Words are Branches, Thoughts are Roots

My face has always been pretty easy to read. Indeed, my wife occasionally tells me that she doesn’t like how I’ve reacted to something, to which I’ll reply, “but I didn’t even say anything!”

“Ah, but you were thinking it.”

Possibly.

We all have versions of this, the non-verbal cues that we communicate irrespective of what we do or don’t say.

The question then arises: when we discover that we’re not showing up how we’d like to the people around us, when we learn that their experience of our non-verbal, energetic responses to them aren’t what we thought they were, what do we do?

Maybe, we think, we should change the words that we say.

Do we feel timid? We can say something confident.

Are we often quick to contradict?
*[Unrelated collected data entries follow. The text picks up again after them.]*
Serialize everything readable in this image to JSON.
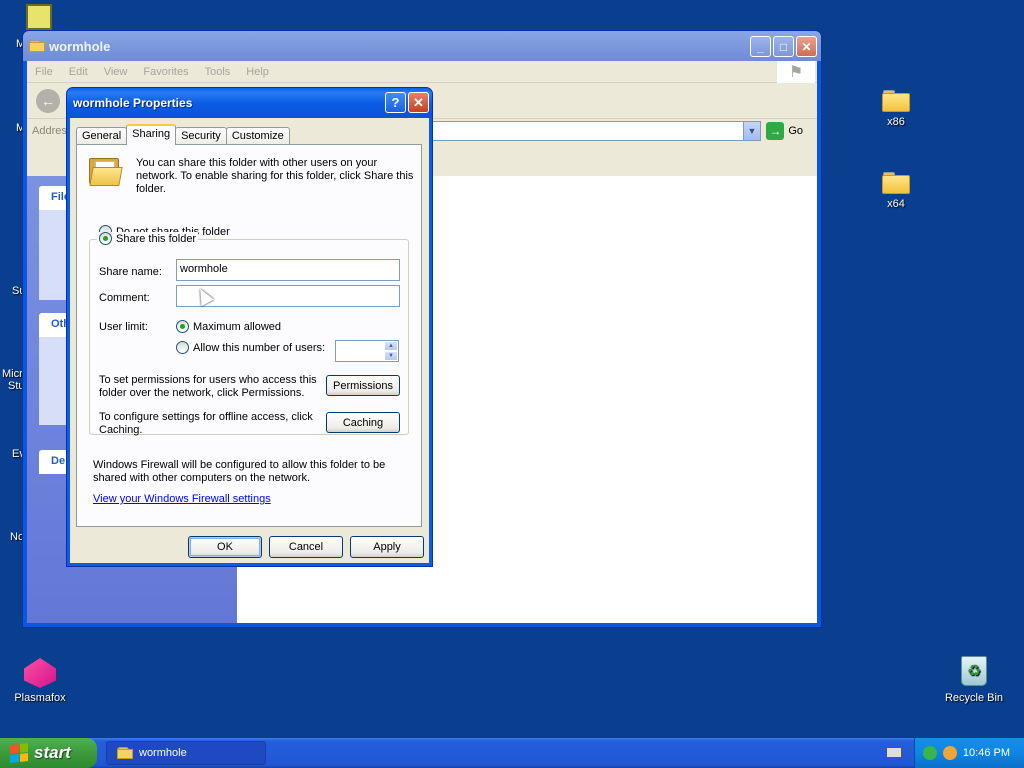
{
  "desktop": {
    "icons": [
      {
        "label": "x86"
      },
      {
        "label": "x64"
      },
      {
        "label": "Plasmafox"
      },
      {
        "label": "Recycle Bin"
      }
    ],
    "edge_labels": [
      "M",
      "M",
      "Su",
      "Micro",
      "Stu",
      "Ev",
      "No"
    ]
  },
  "explorer": {
    "title": "wormhole",
    "menu": [
      "File",
      "Edit",
      "View",
      "Favorites",
      "Tools",
      "Help"
    ],
    "address_label": "Address",
    "go_label": "Go",
    "left_pane": [
      "File",
      "Oth",
      "De"
    ]
  },
  "dialog": {
    "title": "wormhole Properties",
    "help_button": "?",
    "tabs": [
      "General",
      "Sharing",
      "Security",
      "Customize"
    ],
    "active_tab": "Sharing",
    "intro": "You can share this folder with other users on your network.  To enable sharing for this folder, click Share this folder.",
    "do_not_share": "Do not share this folder",
    "share_this": "Share this folder",
    "share_name_label": "Share name:",
    "share_name_value": "wormhole",
    "comment_label": "Comment:",
    "comment_value": "",
    "user_limit_label": "User limit:",
    "max_allowed": "Maximum allowed",
    "allow_number": "Allow this number of users:",
    "permissions_text": "To set permissions for users who access this folder over the network, click Permissions.",
    "permissions_button": "Permissions",
    "caching_text": "To configure settings for offline access, click Caching.",
    "caching_button": "Caching",
    "firewall_text": "Windows Firewall will be configured to allow this folder to be shared with other computers on the network.",
    "firewall_link": "View your Windows Firewall settings",
    "ok": "OK",
    "cancel": "Cancel",
    "apply": "Apply"
  },
  "taskbar": {
    "start": "start",
    "task": "wormhole",
    "clock": "10:46 PM"
  }
}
We can stay quiet for longer.

Have we been finding a colleague frustrating? We can complement him.

Do we secretly know that we’re not up to this new stretch assignment? We can talk the talk.

All of that is a start, certainly. In fact, often it works to behave our way into new attitudes, not the other way around.

But we can also fall into a root/branch trap here, and never claw our way out. When this happens, we let ourselves off the hook of digging into the underlying thoughts that are what’s really going on.

Where that fear comes from.

That judgement.

The avoidance of a courageous conversation with that colleague.

The skills you believe you don’t have that you so desperately need.

To create real and lasting change in how others experience us, we must begin by observing, with intent and curiosity, where our root thoughts come from. We must bravely drag them out into daylight and see them for what they are.

Then, slowly, slowly, we start chopping away at the roots of our habitual responses.

Without doing this work, we end up hand-waving in defense of the words we said (or the micro-expression that flashed across our face), instead of acknowledging the work we still have to do on the underlying thoughts racing through our minds.

Speaking of which, we’re turning the page to yet another low point in American politics. It seems like soon we will all be discussing whether the President of the United States said the n-word, and then surely, if he did, watching smokescreen discussions of why “it’s just a word” and how we are all overreacting.

Let’s not forget that the real conversation isn’t about the word, it’s about the thoughts that lead to it.

The real conversation is the unspoken truth of the ugly, hateful, dehumanizing root thoughts that give rise to those words, roots that are indefensible and immoral.

 

Symptoms and causes

You tweak your knee and start limping a little, only to find that your lower back on the other side starts to ache.

Your job has gotten overwhelming, you are working too many hours, and now, no matter what kind of day you had, you’re finding it hard to get a good night’s sleep.

Two colleagues have misaligned expectations for who will do what, the deliverables get botched, and, going into the next client presentation, they are reticent to work together.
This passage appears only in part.